Houthis do Iêmen reivindicam ataque a instalações petrolíferas na Arábia Saudita
Os houthis do Iêmen afirmaram ter atacado neste domingo (9) uma instalação petrolífera no sudoeste da Arábia Saudita, no mais recente ataque do grupo apoiado pelo Irã contra o país.
Houthis do Iêmen reivindicam ataque a instalações petrolíferas na Arábia Saudita
Os houthis do Iêmen afirmaram ter atacado neste domingo (9) uma instalação petrolífera no sudoeste da Arábia Saudita. Foi o mais recente ataque do grupo apoiado pelo Irã contra o país, em meio à escalada de tensões nas rotas marítimas da região.
Os rebeldes também disseram ter alvejado um porto no Mar Vermelho. A ação ocorre enquanto o Irã faz novas exigências sobre a retomada das negociações e a reabertura do Estreito de Ormuz, e o Pentágono pressiona a indústria de defesa dos EUA para acelerar a produção de armas.
O que mudou com o ataque dos houthis
Yahya Saree, porta-voz militar dos Houthis, disse que o grupo atacou com um drone uma refinaria da Aramco na cidade de Jazan. Segundo ele, a ação foi uma resposta a incursões de drones sauditas no espaço aéreo iemenita sobre as províncias de Hajjah e Saada.
Na manhã de hoje, o Ministério da Energia da Arábia Saudita informou que houve um incêndio em uma instalação ligada à refinaria da Aramco, sem vítimas. O ministério disse que o fogo foi extinto, mas não detalhou a causa.
Portos e rotas marítimas sob pressão
Um funcionário do governo iemenita afirmou que os houthis também atacaram um porto crucial no Mar Vermelho. Fayed al-Noman, subsecretário adjunto do Ministério da Informação Iêmen, afirmou que o ataque atingiu o porto de Mocha, administrado pelo governo do Iêmen reconhecido internacionalmente.

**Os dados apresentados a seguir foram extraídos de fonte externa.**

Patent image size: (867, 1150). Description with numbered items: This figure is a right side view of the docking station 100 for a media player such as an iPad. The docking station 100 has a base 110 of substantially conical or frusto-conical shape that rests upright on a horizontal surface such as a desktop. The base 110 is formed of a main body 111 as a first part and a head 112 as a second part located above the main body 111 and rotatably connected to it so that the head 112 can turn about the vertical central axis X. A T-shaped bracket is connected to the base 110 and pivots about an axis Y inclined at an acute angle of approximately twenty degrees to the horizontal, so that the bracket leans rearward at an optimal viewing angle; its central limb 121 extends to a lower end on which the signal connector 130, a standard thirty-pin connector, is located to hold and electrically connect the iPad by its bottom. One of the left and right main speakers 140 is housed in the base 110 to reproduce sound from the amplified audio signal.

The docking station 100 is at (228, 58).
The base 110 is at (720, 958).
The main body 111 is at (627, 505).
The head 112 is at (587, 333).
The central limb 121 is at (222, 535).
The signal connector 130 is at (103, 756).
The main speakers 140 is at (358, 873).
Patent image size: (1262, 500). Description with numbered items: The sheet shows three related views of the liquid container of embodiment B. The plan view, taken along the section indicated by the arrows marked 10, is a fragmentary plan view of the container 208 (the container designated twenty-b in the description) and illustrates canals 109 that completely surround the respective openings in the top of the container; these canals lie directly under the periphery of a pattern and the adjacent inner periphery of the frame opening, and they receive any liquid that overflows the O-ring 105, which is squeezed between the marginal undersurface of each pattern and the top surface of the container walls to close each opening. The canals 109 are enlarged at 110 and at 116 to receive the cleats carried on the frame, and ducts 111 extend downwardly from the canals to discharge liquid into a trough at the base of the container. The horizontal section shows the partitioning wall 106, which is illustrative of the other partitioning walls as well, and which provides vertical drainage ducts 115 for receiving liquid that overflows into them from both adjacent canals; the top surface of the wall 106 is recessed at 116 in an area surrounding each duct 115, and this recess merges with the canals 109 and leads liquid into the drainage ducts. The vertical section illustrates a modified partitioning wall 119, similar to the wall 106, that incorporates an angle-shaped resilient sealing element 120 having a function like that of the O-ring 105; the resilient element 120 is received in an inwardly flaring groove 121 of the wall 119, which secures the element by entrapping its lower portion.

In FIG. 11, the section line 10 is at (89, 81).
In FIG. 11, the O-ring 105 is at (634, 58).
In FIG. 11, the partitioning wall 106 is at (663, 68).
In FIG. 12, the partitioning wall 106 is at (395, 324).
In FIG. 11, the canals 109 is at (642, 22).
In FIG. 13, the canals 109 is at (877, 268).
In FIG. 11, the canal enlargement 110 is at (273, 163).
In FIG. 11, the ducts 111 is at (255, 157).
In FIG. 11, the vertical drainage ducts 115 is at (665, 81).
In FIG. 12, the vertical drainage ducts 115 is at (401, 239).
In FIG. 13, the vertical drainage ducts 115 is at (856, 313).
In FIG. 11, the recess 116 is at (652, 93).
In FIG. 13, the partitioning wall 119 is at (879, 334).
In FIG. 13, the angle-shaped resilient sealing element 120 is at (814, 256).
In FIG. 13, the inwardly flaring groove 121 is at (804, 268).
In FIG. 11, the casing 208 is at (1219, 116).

O porto foi reformado nos últimos anos para receber parte do tráfego que evita Hodeida, controlada pelos houthis. Os houthis reivindicaram posteriormente o ataque, afirmando terem disparado "um grande número de mísseis balísticos e drones" contra forças militares e armazéns na área.
Risco de reacender a guerra civil
A escalada ameaça reacender a guerra civil no Iêmen, mais de quatro anos depois de um cessar-fogo em 2022 ter interrompido os principais combates no empobrecido país árabe. O ataque deste domingo é o mais recente de uma série com mísseis e drones que tiveram como alvo a Arábia Saudita e seus navios no Mar Vermelho.
Para quem acompanha o setor de energia, o sinal é claro: rotas marítimas e instalações críticas seguem no centro de uma tensão que não dá sinais de arrefecimento. O caixa de qualquer operação logística na região já precifica esse risco, e a lição para empresas que dependem dessas rotas é não subestimar o impacto de um conflito que parecia adormecido.
Perguntas Frequentes
O que os houthis reivindicaram neste ataque?
Os houthis afirmaram ter atacado com um drone uma refinaria da Aramco em Jazan e também o porto de Mocha, no Mar Vermelho, com mísseis e drones.
A Arábia Saudita confirmou o ataque?
O Ministério da Energia saudita confirmou um incêndio em uma instalação ligada à refinaria da Aramco, sem vítimas, e disse que o fogo foi extinto, sem detalhar a causa.
Qual a relação com o Irã?
Os houthis são um grupo apoiado pelo Irã, que fez novas exigências sobre a retomada das negociações e a reabertura do Estreito de Ormuz.
O que isso significa para o conflito no Iêmen?
A escalada ameaça reacender a guerra civil no Iêmen, que estava em pausa desde o cessar-fogo de 2022.